Estados Unidos já tinham quatro jatos F-15 cumprindo a missão a partir de base na Lituânia, no rodízio mantido por nações da OTAN. Reabastecedor KC-135 também segue como reforço

Na quarta-feira, 5 de março, a Força Aérea dos EUA (USAF) divulgou nota sobre o envio de mais seis caças F-15 para a Base Aérea de Siauliai, na Lituânia, onde atualmente um destacamento de quatro jatos do tipo já cumpre a missão de garantir a defesa aérea dos três países bálticos (Letônia, Lituânia e Estônia), dentro de um revezamento realizado de três em três meses entre nações da OTAN (Organização do Tratado do Atlântico Norte).

Dentro desse rodízio, que ocorre há 10 anos, o destacamento de F-15 da USAF opera em Siauliai desde janeiro, com previsão de passar a missão a outro membro da OTAN em abril (nota do editor: para saber mais sobre esse rodízio de destacamentos da OTAN na defesa aérea do Báltico, clique nos links ao final da matéria).

Caças F-15 C de reforço ao destacamento no Báltico - foto MD Lituânia

A decisão segue anúncio feito pelo secretário de Defesa dos EUA, Chuck Hagel, de que o país está ampliando sua participação nessa missão de policiamento aéreo do Báltico e de que irá ampliar o treinamento conjunto com a Polônia, a partir de um destacamento de aviação que opera em território polonês.

Além dos seis F-15 de reforço, foi anunciado o envio de um reabastecedor aéreo KC-135. Os caças que reforçam o destacamento em Siauliai são provenientes de Lakenheath, no Reino Unido. A ampliação da presença, segundo a nota da USAF, vem como resposta a uma solicitação de aliados no Báltico.

Reforço já chegou, segundo nota do Ministério da Defesa da Lituânia

Dois KC-135 em Siauliai para reforço do destacamento no Báltico - foto MD Lituânia

Nota de hoje (6 de março) do Ministério da Defesa da Lituânia informou que já chegaram a Siauliai os seis caças F-15 C Eagle, reforçando os quatro jatos de mesmo tipo que cumprem atualmente a missão de policiamento aéreo dos países bálticos.

A nota, acompanhada das fotos mostradas aqui, também informou que dois (e não um) reabastecedores KC-135 também pousaram em Siauliai, trazendo pessoal de manutenção das aeronaves.

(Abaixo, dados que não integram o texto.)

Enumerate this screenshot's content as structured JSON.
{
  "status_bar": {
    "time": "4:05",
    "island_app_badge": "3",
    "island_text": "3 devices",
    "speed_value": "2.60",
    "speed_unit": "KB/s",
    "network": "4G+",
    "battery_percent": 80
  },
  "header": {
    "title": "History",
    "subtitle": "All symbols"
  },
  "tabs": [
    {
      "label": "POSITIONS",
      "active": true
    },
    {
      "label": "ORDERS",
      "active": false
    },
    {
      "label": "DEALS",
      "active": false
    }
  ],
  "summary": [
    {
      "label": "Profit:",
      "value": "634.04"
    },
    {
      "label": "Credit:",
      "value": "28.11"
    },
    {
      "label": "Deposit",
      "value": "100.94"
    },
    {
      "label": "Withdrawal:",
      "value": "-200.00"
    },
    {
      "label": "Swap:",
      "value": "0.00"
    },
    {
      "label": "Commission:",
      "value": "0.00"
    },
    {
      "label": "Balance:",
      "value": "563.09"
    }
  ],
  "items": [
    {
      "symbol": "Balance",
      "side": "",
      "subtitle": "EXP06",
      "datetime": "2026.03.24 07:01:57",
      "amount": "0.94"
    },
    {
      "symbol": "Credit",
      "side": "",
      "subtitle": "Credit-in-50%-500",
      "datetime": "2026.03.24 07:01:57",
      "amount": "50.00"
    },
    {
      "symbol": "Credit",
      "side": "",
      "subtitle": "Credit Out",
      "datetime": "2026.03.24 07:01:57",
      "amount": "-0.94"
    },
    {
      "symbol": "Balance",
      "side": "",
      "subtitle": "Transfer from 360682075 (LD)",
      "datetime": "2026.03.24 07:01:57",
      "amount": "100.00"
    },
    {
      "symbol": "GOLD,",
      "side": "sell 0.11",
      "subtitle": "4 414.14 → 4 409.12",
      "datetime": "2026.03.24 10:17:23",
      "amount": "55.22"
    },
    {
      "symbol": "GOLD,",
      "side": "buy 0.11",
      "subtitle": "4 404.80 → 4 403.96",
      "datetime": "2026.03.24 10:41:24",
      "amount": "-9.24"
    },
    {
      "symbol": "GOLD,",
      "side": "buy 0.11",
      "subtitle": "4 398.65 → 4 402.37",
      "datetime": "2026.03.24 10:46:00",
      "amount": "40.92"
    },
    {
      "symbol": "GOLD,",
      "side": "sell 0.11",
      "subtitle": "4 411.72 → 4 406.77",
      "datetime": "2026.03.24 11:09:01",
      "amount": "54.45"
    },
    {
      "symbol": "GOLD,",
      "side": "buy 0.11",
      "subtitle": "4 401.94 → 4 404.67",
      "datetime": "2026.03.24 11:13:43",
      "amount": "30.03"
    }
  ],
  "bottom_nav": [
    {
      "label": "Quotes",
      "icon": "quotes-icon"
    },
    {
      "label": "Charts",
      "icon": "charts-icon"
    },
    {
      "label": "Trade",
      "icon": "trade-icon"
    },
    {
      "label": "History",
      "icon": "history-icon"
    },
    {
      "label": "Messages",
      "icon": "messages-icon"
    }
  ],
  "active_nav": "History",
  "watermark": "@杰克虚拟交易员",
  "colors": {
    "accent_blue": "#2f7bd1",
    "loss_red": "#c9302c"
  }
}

F-15 C de reforço ao destacamento no Báltico - foto 2 MD Lituânia

Ainda segundo o MD da Lituânia, as aeronaves americanas também participarão, no início de abril, de treinamento regional da OTAN no Báltico (NATO’s Baltic Regional Training Event – BRTE), juntamente com os  parceiros da OTAN Suédia e Finlândia.

Apenas como complemento trazemos a  imagem abaixo, divulgada no início do ano, que mostra os quatro caças que já operam na base desde 3 de  janeiro.

Caças F-15 C que operam no Báltico desde janeiro de 2014 - foto MD Lituânia

FONTE / FOTOS: USAF e Ministério da Defesa da Lituânia (tradução e edição do Poder Aéreo a partir de original em inglês)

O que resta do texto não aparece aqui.